Researchers said stroke prevention for women with the condition should be more personalised, especially for patients under 75.

Dr Amitabh C Pandey, director of cardiovascular translational research at Tulane University School of Medicine, said: “For years, female sex has been included as a risk factor along with other factors such as high blood pressure and diabetes, meaning women were more likely to be prescribed anticoagulants.

“Our study shows younger women may not have as much added stroke risk as previously thought, while older women, particularly those over 75, appear to have a higher risk that deserves close attention.”

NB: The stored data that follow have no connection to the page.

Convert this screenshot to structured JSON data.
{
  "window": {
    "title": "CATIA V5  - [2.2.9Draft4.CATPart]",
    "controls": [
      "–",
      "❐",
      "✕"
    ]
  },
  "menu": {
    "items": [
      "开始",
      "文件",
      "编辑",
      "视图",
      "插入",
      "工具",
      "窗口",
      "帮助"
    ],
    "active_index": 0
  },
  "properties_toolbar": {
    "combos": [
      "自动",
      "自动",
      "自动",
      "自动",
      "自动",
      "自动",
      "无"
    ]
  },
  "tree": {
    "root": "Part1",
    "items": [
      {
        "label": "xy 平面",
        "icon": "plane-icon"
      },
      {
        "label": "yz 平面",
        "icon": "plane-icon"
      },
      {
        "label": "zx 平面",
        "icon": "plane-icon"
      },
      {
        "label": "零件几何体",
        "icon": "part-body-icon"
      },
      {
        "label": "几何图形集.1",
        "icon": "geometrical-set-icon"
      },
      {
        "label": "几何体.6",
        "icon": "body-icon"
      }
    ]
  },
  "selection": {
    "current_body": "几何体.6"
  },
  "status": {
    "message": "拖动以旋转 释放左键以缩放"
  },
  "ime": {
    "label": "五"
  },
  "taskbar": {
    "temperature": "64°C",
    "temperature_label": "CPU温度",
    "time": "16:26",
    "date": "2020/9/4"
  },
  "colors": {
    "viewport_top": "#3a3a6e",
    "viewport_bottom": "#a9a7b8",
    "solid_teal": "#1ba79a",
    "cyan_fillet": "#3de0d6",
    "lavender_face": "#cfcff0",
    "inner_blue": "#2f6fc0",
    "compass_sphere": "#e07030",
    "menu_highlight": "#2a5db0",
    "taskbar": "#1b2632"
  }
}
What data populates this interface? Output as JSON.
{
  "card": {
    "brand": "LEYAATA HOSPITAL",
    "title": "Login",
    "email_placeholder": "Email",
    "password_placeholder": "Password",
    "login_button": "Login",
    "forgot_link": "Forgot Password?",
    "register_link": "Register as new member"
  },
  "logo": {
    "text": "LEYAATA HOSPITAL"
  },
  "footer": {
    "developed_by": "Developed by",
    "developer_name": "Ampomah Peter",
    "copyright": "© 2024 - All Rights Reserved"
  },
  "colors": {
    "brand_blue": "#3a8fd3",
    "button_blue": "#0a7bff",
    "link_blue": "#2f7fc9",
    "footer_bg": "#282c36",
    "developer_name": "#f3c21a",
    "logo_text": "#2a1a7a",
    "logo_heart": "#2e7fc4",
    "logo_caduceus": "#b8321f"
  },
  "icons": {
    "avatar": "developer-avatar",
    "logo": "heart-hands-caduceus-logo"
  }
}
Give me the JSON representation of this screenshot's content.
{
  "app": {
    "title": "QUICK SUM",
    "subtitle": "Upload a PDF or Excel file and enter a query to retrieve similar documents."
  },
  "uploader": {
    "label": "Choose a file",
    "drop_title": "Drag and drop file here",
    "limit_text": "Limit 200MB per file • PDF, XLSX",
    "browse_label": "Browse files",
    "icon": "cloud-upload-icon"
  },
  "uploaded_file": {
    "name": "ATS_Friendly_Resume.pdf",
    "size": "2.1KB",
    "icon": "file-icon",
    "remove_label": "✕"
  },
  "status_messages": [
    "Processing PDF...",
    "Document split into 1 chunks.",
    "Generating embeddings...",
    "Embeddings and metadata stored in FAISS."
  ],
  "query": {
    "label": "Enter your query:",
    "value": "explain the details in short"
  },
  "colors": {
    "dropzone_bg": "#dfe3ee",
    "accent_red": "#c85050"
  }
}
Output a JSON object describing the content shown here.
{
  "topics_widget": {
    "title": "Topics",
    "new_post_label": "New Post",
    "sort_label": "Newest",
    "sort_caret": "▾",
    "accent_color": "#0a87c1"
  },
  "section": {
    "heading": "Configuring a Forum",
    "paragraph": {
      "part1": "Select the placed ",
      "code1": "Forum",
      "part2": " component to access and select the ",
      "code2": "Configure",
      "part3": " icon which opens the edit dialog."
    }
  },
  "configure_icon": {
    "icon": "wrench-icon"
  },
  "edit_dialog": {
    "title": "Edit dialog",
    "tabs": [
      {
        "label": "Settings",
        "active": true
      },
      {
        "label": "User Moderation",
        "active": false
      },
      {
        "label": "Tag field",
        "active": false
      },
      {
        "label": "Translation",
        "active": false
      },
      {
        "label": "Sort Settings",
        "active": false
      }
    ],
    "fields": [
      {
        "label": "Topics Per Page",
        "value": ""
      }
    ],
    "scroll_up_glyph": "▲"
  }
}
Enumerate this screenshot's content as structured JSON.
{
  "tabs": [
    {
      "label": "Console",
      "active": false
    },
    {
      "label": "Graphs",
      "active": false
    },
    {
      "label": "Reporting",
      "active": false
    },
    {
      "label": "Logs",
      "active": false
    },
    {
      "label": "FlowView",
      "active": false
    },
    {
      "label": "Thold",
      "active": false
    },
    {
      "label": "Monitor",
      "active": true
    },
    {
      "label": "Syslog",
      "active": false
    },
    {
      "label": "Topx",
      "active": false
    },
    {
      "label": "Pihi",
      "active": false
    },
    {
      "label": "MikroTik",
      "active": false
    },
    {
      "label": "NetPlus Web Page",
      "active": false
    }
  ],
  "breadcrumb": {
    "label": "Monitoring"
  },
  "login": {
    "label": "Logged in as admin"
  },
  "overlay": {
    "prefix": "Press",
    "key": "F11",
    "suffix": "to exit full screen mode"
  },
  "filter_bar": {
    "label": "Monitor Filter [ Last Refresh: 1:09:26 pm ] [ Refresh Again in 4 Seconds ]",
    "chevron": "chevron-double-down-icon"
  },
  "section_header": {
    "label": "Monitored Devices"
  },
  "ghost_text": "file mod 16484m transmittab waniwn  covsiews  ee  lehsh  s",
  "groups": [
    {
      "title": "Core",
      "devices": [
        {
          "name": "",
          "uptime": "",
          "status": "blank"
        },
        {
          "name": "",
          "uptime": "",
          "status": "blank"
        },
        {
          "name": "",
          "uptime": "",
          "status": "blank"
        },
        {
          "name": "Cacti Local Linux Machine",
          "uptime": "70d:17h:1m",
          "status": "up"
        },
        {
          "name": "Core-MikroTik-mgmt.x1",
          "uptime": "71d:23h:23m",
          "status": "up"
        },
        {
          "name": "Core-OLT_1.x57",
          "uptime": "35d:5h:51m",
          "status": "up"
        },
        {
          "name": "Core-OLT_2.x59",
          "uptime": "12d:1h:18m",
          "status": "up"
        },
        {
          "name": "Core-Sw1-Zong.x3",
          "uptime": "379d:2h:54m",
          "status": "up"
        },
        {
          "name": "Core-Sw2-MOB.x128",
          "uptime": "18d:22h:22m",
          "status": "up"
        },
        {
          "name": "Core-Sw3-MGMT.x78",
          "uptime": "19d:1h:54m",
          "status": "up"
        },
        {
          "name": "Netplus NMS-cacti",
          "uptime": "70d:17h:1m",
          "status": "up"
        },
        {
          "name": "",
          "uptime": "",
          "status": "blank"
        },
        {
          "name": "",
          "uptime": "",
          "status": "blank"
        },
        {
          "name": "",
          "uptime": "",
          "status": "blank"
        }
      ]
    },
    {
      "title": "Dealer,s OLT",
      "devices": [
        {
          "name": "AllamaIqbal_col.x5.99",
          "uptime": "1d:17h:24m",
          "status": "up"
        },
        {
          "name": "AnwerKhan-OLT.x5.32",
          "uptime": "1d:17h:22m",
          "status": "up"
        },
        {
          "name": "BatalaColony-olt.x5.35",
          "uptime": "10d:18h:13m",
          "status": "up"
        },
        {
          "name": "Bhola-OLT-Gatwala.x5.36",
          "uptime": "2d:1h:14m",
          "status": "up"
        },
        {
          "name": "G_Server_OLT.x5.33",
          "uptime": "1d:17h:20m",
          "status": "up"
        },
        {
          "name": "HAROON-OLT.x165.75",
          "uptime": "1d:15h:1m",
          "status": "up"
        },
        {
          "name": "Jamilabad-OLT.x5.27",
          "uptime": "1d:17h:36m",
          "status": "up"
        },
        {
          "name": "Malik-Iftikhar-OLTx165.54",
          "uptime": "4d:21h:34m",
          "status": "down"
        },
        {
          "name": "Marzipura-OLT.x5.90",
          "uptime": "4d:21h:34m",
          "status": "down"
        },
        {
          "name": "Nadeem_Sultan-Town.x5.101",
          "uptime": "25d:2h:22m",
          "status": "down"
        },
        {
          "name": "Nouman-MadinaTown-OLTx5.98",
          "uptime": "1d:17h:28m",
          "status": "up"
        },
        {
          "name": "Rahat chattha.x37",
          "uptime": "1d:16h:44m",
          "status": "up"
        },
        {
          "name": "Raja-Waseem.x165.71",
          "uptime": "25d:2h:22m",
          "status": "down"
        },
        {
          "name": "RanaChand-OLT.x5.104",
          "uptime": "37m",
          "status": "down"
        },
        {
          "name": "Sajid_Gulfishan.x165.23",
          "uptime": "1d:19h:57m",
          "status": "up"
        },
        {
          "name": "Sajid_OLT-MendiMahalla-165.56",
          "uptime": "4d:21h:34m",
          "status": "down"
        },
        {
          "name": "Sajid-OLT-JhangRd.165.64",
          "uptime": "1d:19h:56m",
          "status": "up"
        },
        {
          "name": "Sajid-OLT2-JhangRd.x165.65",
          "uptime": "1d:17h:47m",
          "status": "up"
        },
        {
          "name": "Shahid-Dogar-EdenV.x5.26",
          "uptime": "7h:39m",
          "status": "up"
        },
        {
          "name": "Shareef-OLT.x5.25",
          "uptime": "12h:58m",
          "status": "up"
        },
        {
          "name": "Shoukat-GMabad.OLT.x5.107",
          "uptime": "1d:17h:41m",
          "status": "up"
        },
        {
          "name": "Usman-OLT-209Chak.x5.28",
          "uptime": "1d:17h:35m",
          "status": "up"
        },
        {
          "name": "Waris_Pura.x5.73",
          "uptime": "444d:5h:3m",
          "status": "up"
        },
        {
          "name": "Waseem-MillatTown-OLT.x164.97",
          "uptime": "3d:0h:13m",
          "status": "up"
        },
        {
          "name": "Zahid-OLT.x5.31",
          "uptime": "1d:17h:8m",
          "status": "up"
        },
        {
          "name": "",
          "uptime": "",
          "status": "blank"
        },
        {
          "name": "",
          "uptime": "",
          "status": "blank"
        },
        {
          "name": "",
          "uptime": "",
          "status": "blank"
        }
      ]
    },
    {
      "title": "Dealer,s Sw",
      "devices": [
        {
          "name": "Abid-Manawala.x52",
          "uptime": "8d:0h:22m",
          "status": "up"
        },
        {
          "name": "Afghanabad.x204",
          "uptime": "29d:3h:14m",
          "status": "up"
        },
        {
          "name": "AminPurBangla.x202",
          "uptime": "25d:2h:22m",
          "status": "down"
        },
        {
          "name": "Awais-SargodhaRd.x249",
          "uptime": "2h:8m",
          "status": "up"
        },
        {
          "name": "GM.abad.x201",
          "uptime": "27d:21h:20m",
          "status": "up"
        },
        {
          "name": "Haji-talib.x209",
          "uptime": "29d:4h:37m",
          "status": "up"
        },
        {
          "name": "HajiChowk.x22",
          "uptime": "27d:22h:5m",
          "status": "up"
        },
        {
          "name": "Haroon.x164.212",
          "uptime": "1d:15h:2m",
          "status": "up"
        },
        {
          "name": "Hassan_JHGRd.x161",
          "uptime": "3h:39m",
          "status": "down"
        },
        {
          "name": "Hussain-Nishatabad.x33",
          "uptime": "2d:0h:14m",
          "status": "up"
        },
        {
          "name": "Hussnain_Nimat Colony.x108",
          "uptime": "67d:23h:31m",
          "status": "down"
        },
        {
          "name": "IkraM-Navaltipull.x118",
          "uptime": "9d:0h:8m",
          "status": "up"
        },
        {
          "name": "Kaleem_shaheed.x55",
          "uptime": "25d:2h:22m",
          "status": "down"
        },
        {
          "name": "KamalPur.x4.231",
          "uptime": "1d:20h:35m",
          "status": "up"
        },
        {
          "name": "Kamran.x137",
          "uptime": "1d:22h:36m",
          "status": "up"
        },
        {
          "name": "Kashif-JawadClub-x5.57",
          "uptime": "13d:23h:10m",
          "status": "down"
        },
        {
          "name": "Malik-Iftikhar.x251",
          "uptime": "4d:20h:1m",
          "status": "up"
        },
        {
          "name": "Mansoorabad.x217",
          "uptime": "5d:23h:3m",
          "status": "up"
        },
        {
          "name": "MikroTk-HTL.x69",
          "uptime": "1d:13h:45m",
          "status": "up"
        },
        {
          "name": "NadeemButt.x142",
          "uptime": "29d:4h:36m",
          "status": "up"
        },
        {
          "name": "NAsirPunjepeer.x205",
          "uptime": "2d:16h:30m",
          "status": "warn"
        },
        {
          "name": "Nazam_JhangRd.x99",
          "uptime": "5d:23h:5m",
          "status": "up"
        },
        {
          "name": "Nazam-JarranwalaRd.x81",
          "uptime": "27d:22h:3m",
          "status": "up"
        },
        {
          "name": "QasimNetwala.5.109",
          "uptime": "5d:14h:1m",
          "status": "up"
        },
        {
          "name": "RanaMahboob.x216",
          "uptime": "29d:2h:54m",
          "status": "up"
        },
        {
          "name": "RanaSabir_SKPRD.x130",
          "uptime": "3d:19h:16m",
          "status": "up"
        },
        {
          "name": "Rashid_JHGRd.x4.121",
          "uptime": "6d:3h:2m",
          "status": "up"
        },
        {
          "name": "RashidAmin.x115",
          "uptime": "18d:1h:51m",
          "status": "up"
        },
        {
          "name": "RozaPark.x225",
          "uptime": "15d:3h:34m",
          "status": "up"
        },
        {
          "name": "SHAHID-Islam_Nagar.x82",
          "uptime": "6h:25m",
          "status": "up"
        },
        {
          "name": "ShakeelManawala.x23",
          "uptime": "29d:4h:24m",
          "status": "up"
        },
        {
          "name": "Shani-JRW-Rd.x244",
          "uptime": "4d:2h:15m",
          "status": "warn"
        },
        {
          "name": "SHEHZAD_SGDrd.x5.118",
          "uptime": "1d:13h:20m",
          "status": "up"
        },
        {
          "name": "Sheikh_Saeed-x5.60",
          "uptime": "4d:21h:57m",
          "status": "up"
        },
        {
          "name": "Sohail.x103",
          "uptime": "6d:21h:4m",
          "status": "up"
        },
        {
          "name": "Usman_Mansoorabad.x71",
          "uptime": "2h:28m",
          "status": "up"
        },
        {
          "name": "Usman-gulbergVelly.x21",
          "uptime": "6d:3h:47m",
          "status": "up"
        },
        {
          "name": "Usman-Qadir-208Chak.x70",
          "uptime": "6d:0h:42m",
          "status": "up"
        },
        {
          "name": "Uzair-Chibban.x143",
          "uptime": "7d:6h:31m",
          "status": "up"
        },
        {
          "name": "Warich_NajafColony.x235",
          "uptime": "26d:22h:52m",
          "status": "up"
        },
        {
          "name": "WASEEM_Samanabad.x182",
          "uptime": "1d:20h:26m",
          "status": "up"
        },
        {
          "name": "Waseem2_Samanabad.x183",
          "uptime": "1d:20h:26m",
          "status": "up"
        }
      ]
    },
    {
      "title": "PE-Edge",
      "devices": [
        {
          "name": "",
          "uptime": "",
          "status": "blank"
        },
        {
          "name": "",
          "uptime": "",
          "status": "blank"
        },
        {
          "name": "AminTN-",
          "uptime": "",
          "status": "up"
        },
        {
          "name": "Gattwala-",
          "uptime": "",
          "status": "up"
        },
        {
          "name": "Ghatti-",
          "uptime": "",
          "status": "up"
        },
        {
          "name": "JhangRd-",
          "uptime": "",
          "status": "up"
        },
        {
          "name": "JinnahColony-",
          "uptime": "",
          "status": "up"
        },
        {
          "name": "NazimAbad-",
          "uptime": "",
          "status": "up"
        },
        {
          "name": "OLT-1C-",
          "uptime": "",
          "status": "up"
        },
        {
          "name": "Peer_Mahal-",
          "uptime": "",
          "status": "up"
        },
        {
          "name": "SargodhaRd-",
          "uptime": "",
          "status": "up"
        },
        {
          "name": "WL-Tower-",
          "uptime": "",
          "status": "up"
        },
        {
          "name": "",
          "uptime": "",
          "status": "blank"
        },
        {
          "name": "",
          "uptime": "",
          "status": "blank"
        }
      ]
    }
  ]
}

The new Tulane University study challenges a long-standing assumption in heart care that being female automatically increases stroke risk for patients with atrial fibrillation.

Atrial fibrillation, often called AF, is a common heart rhythm disorder that causes the heart to beat irregularly.

It is associated with a higher risk of stroke and is often treated with anticoagulants, also known as blood thinners.

The study found that stroke risk did not increase equally across all female patients with AF.

Instead, researchers said being female may act more as a risk modifier, with increased stroke risk seen primarily among women aged 75 and older or those with a greater burden of other health conditions.

Clinicians often use a scoring system to decide whether people with AF should be prescribed blood thinners.

The system gives points for factors including age, heart failure, diabetes, previous stroke, vascular disease and high blood pressure.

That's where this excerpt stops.